The paper, co-written with additional collaborators at Jigsaw and the Wikimedia Foundation, will be part of the Association for Computational Linguistics’ annual meeting (July 2018) in Melbourne, Australia.
Guess which conversation will go awry!
Online Quiz Instructions:
In this task, you will be shown 15 pairs of conversations. For each conversation, you will only get to see the first two comments in the conversation. Your job is to guess, based on these conversation starters, which conversation is more likely to eventually lead to a personal attack from one of the two initial users.
After answering each question you will get instant feedback on whether your answer was correct (indicated with green) or incorrect (indicated with red).
In making your guess, you should use the following definition of a personal attack as reference:
A personal attack is a comment that is rude, insulting, or disrespectful towards a person/group or towards that person/group's actions and/or work.
Keep in mind that you are not looking for personal attacks in the comments that are shown.
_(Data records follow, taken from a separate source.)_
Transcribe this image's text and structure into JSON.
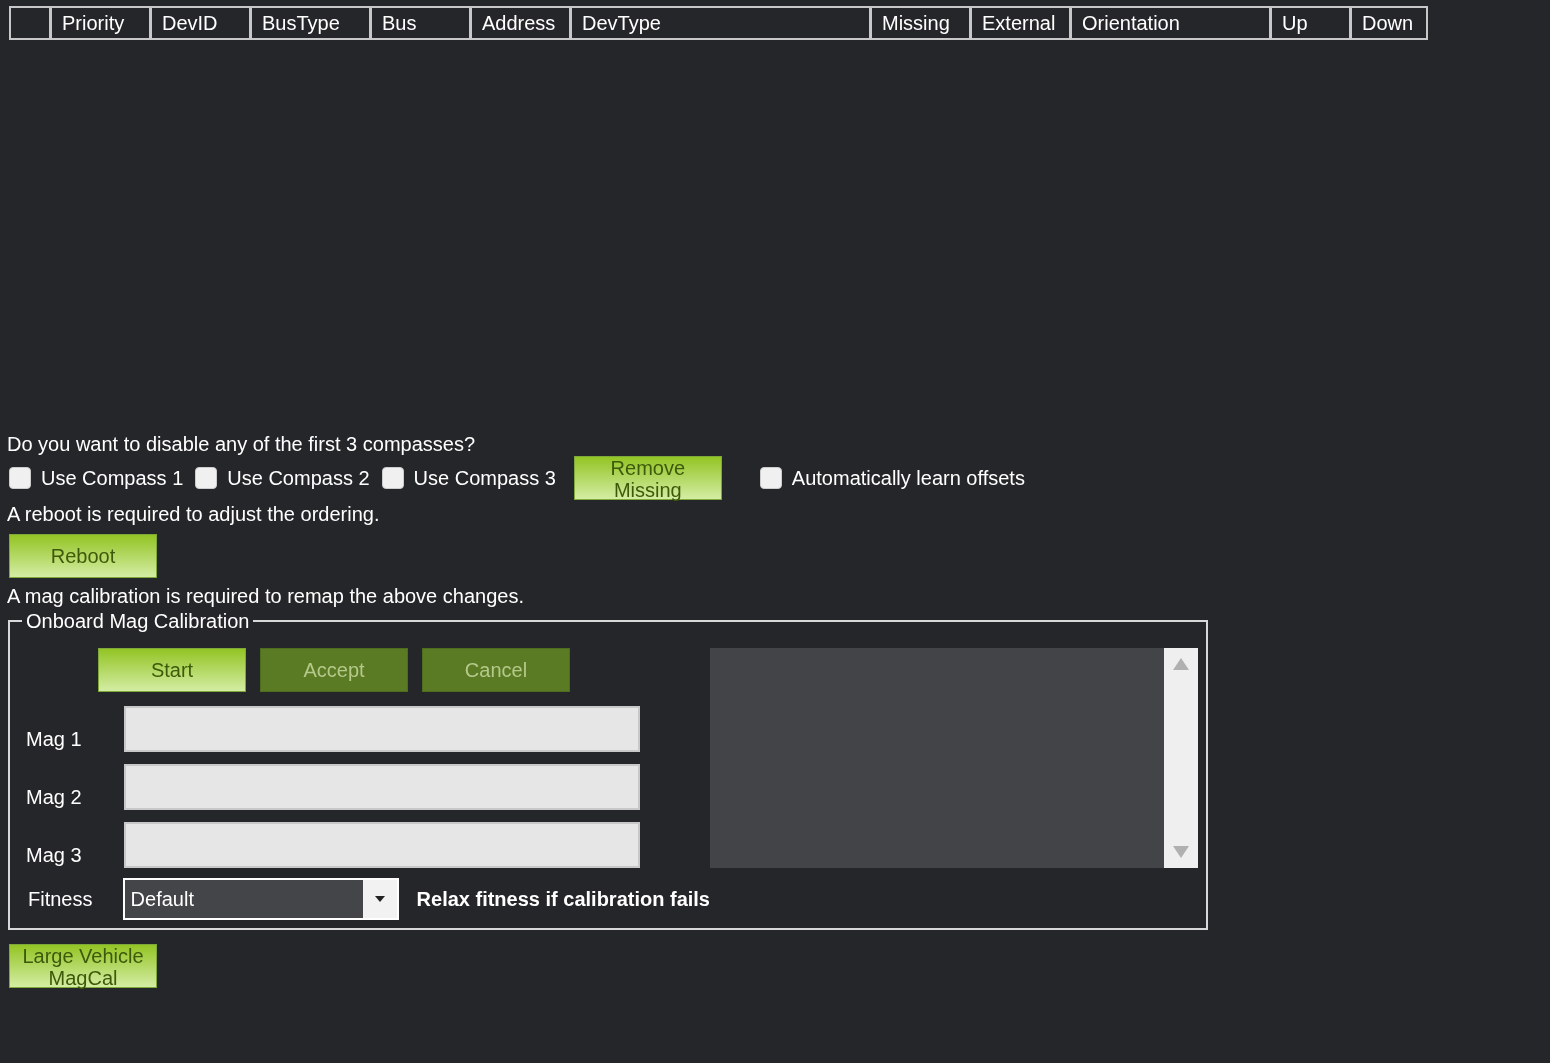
{
  "compass_table": {
    "columns": [
      {
        "label": "Priority"
      },
      {
        "label": "DevID"
      },
      {
        "label": "BusType"
      },
      {
        "label": "Bus"
      },
      {
        "label": "Address"
      },
      {
        "label": "DevType"
      },
      {
        "label": "Missing"
      },
      {
        "label": "External"
      },
      {
        "label": "Orientation"
      },
      {
        "label": "Up"
      },
      {
        "label": "Down"
      }
    ]
  },
  "disable_prompt": "Do you want to disable any of the first 3 compasses?",
  "compass_options": [
    {
      "label": "Use Compass 1",
      "checked": false
    },
    {
      "label": "Use Compass 2",
      "checked": false
    },
    {
      "label": "Use Compass 3",
      "checked": false
    }
  ],
  "remove_missing_button": {
    "label": "Remove Missing",
    "disabled": false
  },
  "auto_learn": {
    "label": "Automatically learn offsets",
    "checked": false
  },
  "reboot_note": "A reboot is required to adjust the ordering.",
  "reboot_button": {
    "label": "Reboot",
    "disabled": false
  },
  "remap_note": "A mag calibration is required to remap the above changes.",
  "onboard_cal": {
    "title": "Onboard Mag Calibration",
    "buttons": [
      {
        "label": "Start",
        "disabled": false
      },
      {
        "label": "Accept",
        "disabled": true
      },
      {
        "label": "Cancel",
        "disabled": true
      }
    ],
    "mags": [
      {
        "label": "Mag 1",
        "level": 0
      },
      {
        "label": "Mag 2",
        "level": 0
      },
      {
        "label": "Mag 3",
        "level": 0
      }
    ],
    "fitness": {
      "label": "Fitness",
      "value": "Default"
    },
    "relax_note": "Relax fitness if calibration fails"
  },
  "large_vehicle_button": {
    "label": "Large Vehicle MagCal",
    "disabled": false
  }
}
Rather, you should be using your intuition of social dynamics to decide which exchange is more likely to lead one of the participants to eventually post a personal attack (which you are not shown).
At times, it might seem like neither quote is likely to lead to an attack, or that both seem equally likely. However, please keep in mind that the source conversations have already been annotated by humans, and one indeed leads to a personal attack. Do your best to 'recover' those existing labels!
This is not an easy task, and it might take a couple of minutes to answer each question. As this is a difficult task, the first three questions are "warm-up" questions that will not affect your score; they are there to help you "calibrate" your sense of what factors are likely to signal future attacks. But remember, your task is to recover as many labels as you can.
Due to the nature of the task, some of these comments might contain offensive content. We are sorry about that.